“Wachtlijsten in de jeugdzorg zijn funest. De gemeentelijke focus op preventie is ook daarom zo belangrijk”
20 januari 2015
“Binnen de regels en wetten waar we als provincie mee te maken hadden, hebben wij het maximale eruit gehaald. We hebben enorme verbeteringen gerealiseerd. De gemeenten krijgen nu binnen de nieuwe wet de mogelijkheid het nog beter te doen.” In een notendop is dat kern van de terugblik van IPO-bestuurder Marc Witteman op ruim twintig jaar provinciale jeugdzorg. Zijn eigen timing loopt gelijk met het afronden van zijn bestuurdersportefeuille: met de decentralisatie van de jeugdzorg per 1 januari verruilt Witteman de provincie Flevoland voor de burgemeesterspost in de gemeente Stichtse Vecht. “De provincie zonder jeugdzorg is niet meer hetzelfde. Het was de laatste taak waarvoor je als het ware bij de mensen thuis kwam. De gemeente staat dichter bij de mensen en dat spreekt mij erg aan. Het burgemeesterschap komt precies op het goede moment”.

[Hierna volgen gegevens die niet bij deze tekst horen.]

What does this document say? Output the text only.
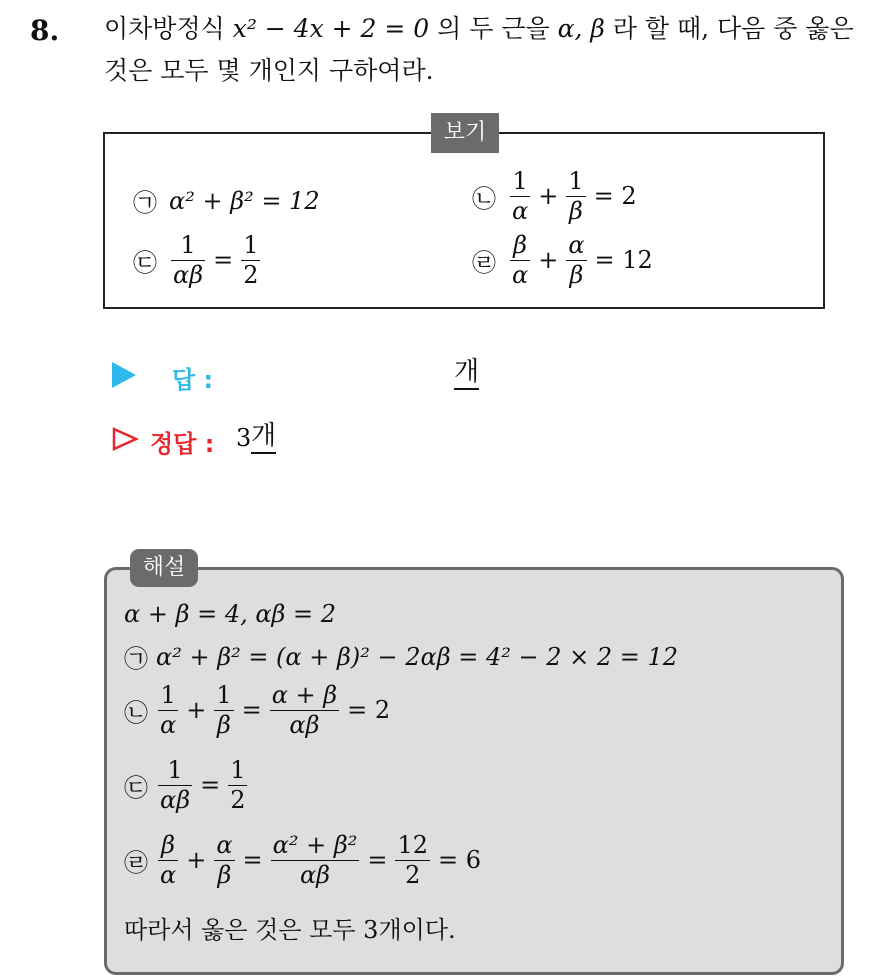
8. 이차방정식 x² − 4x + 2 = 0 의 두 근을 α, β 라 할 때, 다음 중 옳은
것은 모두 몇 개인지 구하여라.
보기
㉠ α² + β² = 12	㉡ $\frac{1}{\alpha} + \frac{1}{\beta} = 2$
㉢ $\frac{1}{\alpha\beta} = \frac{1}{2}$	㉣ $\frac{\beta}{\alpha} + \frac{\alpha}{\beta} = 12$
답 :	개
정답 : 3 개
해설
α + β = 4, αβ = 2
㉠ α² + β² = (α + β)² − 2αβ = 4² − 2 × 2 = 12
㉡ $\frac{1}{\alpha} + \frac{1}{\beta} = \frac{\alpha + \beta}{\alpha\beta} = 2$
㉢ $\frac{1}{\alpha\beta} = \frac{1}{2}$
㉣ $\frac{\beta}{\alpha} + \frac{\alpha}{\beta} = \frac{\text{α² + β²}}{\alpha\beta} = \frac{12}{2} = 6$
따라서 옳은 것은 모두 3개이다.
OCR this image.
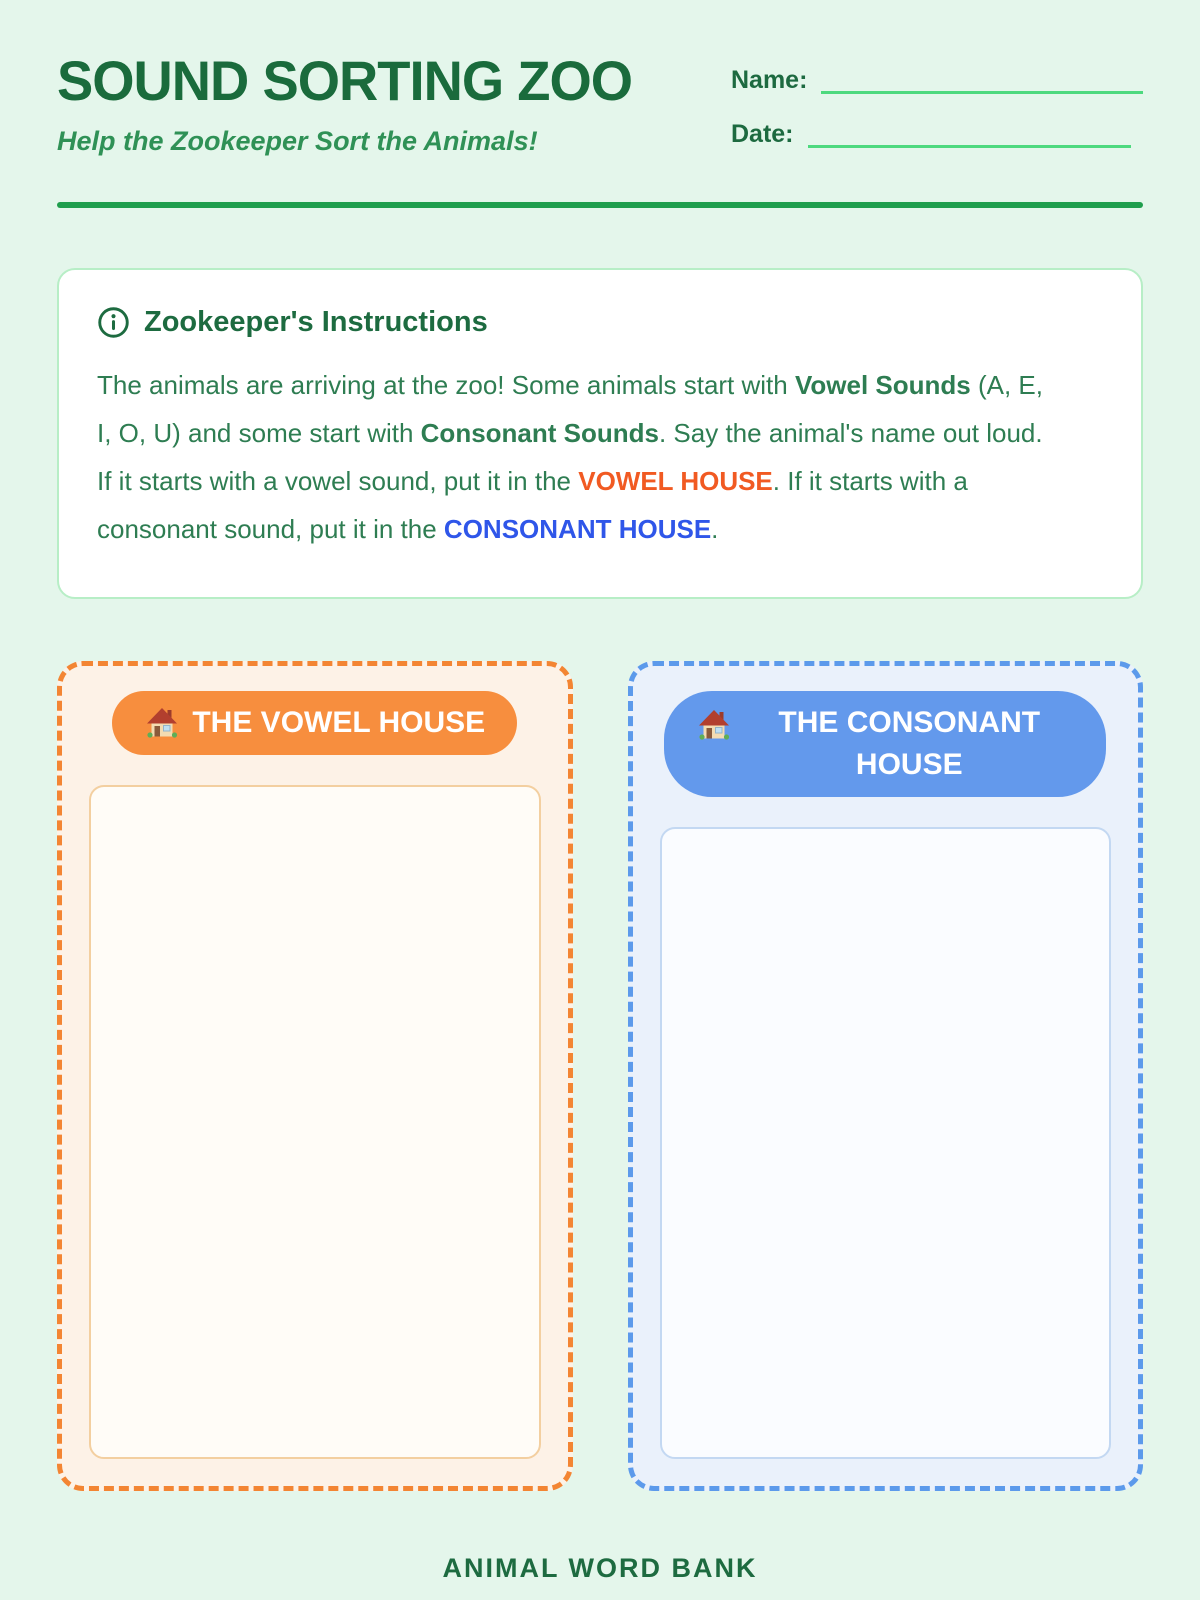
SOUND SORTING ZOO
Help the Zookeeper Sort the Animals!
Name:
Date:
Zookeeper's Instructions

The animals are arriving at the zoo! Some animals start with Vowel Sounds (A, E, I, O, U) and some start with Consonant Sounds. Say the animal's name out loud. If it starts with a vowel sound, put it in the VOWEL HOUSE. If it starts with a consonant sound, put it in the CONSONANT HOUSE.

THE VOWEL HOUSE	THE CONSONANT HOUSE
ANIMAL WORD BANK
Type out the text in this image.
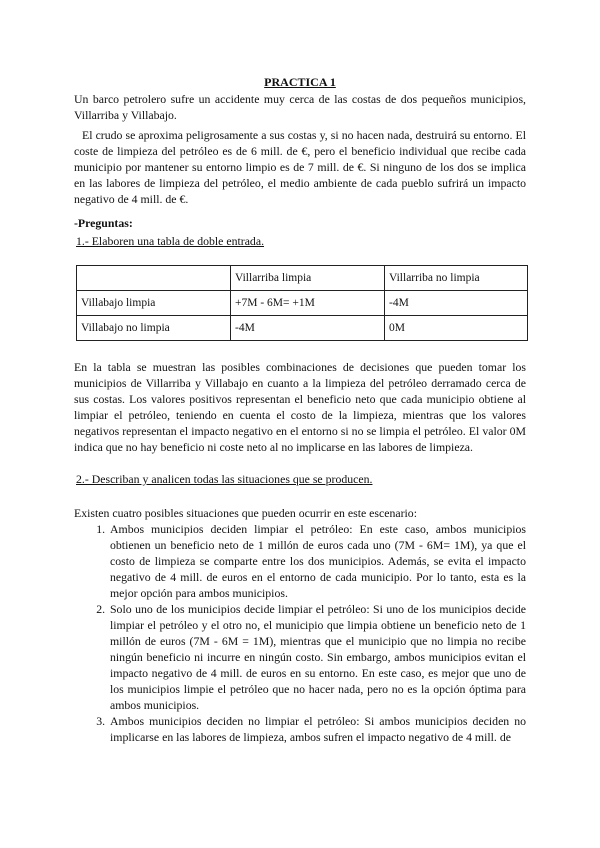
PRACTICA 1

Un barco petrolero sufre un accidente muy cerca de las costas de dos pequeños municipios, Villarriba y Villabajo.

El crudo se aproxima peligrosamente a sus costas y, si no hacen nada, destruirá su entorno. El coste de limpieza del petróleo es de 6 mill. de €, pero el beneficio individual que recibe cada municipio por mantener su entorno limpio es de 7 mill. de €. Si ninguno de los dos se implica en las labores de limpieza del petróleo, el medio ambiente de cada pueblo sufrirá un impacto negativo de 4 mill. de €.

-Preguntas:

1.- Elaboren una tabla de doble entrada.

	Villarriba limpia	Villarriba no limpia
Villabajo limpia	+7M - 6M= +1M	-4M
Villabajo no limpia	-4M	0M

En la tabla se muestran las posibles combinaciones de decisiones que pueden tomar los municipios de Villarriba y Villabajo en cuanto a la limpieza del petróleo derramado cerca de sus costas. Los valores positivos representan el beneficio neto que cada municipio obtiene al limpiar el petróleo, teniendo en cuenta el costo de la limpieza, mientras que los valores negativos representan el impacto negativo en el entorno si no se limpia el petróleo. El valor 0M indica que no hay beneficio ni coste neto al no implicarse en las labores de limpieza.

2.- Describan y analicen todas las situaciones que se producen.

Existen cuatro posibles situaciones que pueden ocurrir en este escenario:

1. Ambos municipios deciden limpiar el petróleo: En este caso, ambos municipios obtienen un beneficio neto de 1 millón de euros cada uno (7M - 6M= 1M), ya que el costo de limpieza se comparte entre los dos municipios. Además, se evita el impacto negativo de 4 mill. de euros en el entorno de cada municipio. Por lo tanto, esta es la mejor opción para ambos municipios.
2. Solo uno de los municipios decide limpiar el petróleo: Si uno de los municipios decide limpiar el petróleo y el otro no, el municipio que limpia obtiene un beneficio neto de 1 millón de euros (7M - 6M = 1M), mientras que el municipio que no limpia no recibe ningún beneficio ni incurre en ningún costo. Sin embargo, ambos municipios evitan el impacto negativo de 4 mill. de euros en su entorno. En este caso, es mejor que uno de los municipios limpie el petróleo que no hacer nada, pero no es la opción óptima para ambos municipios.
3. Ambos municipios deciden no limpiar el petróleo: Si ambos municipios deciden no implicarse en las labores de limpieza, ambos sufren el impacto negativo de 4 mill. de
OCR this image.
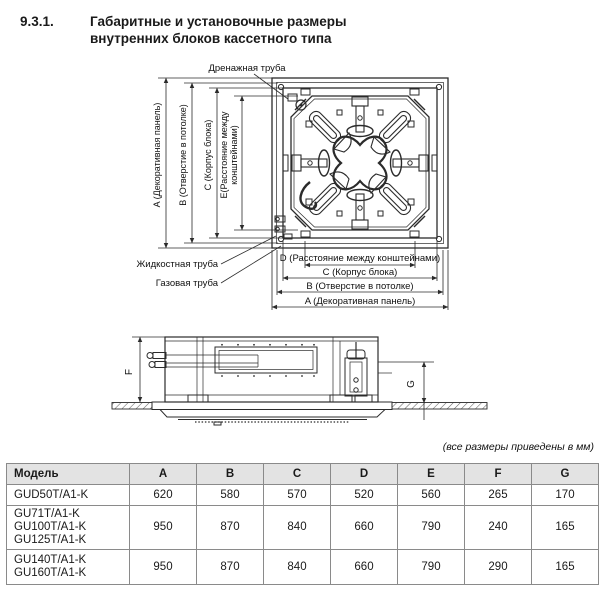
9.3.1.	Габаритные и установочные размеры
внутренних блоков кассетного типа
Дренажная труба
Жидкостная труба
Газовая труба
A (Декоративная панель) B (Отверстие в потолке) C (Корпус блока) E(Расстояние между конштейнами)
D (Расстояние между конштейнами)
C (Корпус блока)
B (Отверстие в потолке)
A (Декоративная панель)
F
G
(все размеры приведены в мм)
Модель	A	B	C	D	E	F	G

GUD50T/A1-K	620	580	570	520	560	265	170

GU71T/A1-K
GU100T/A1-K
GU125T/A1-K	950	870	840	660	790	240	165

GU140T/A1-K
GU160T/A1-K	950	870	840	660	790	290	165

Terug naar de jeugdzorg stelt Witteman dat de provincies met gepaste tevredenheid terug mogen kijken. “De provincies hebben een start gegeven aan de aanpak in het gezin. Met het nieuwe wettelijk kader – alles bij één overheidslaag - kan veel meer ingezet worden op preventie.” De zorgportefeuilles zijn bij de gemeenten qua budget groot. “Ik zie dat er stevige wethouders op deze portefeuille zitten. Dat geeft vertrouwen. Ik hoop wel dat ze niet alleen financieel op het beleid zullen sturen, maar ook juist oog hebben voor de praktijk. Dat ze gevoel krijgen met de doelgroep.” In zijn periode als IPO-bestuurder ging Witteman ook geregeld naar buiten. “Je hebt geen flauw idee waar je over praat als je dat niet doet. Een bezoek aan een gezinshuis, een medisch kinderdagverblijf, een jeugdinrichting. Je ziet daar dat het vaak gaat om heel kwetsbare kinderen die soms voor hun veiligheid afhankelijk zijn van de overheid. Dat motiveert om politiek te gaan voor de inhoud. Wethouders moeten dat ook doen.”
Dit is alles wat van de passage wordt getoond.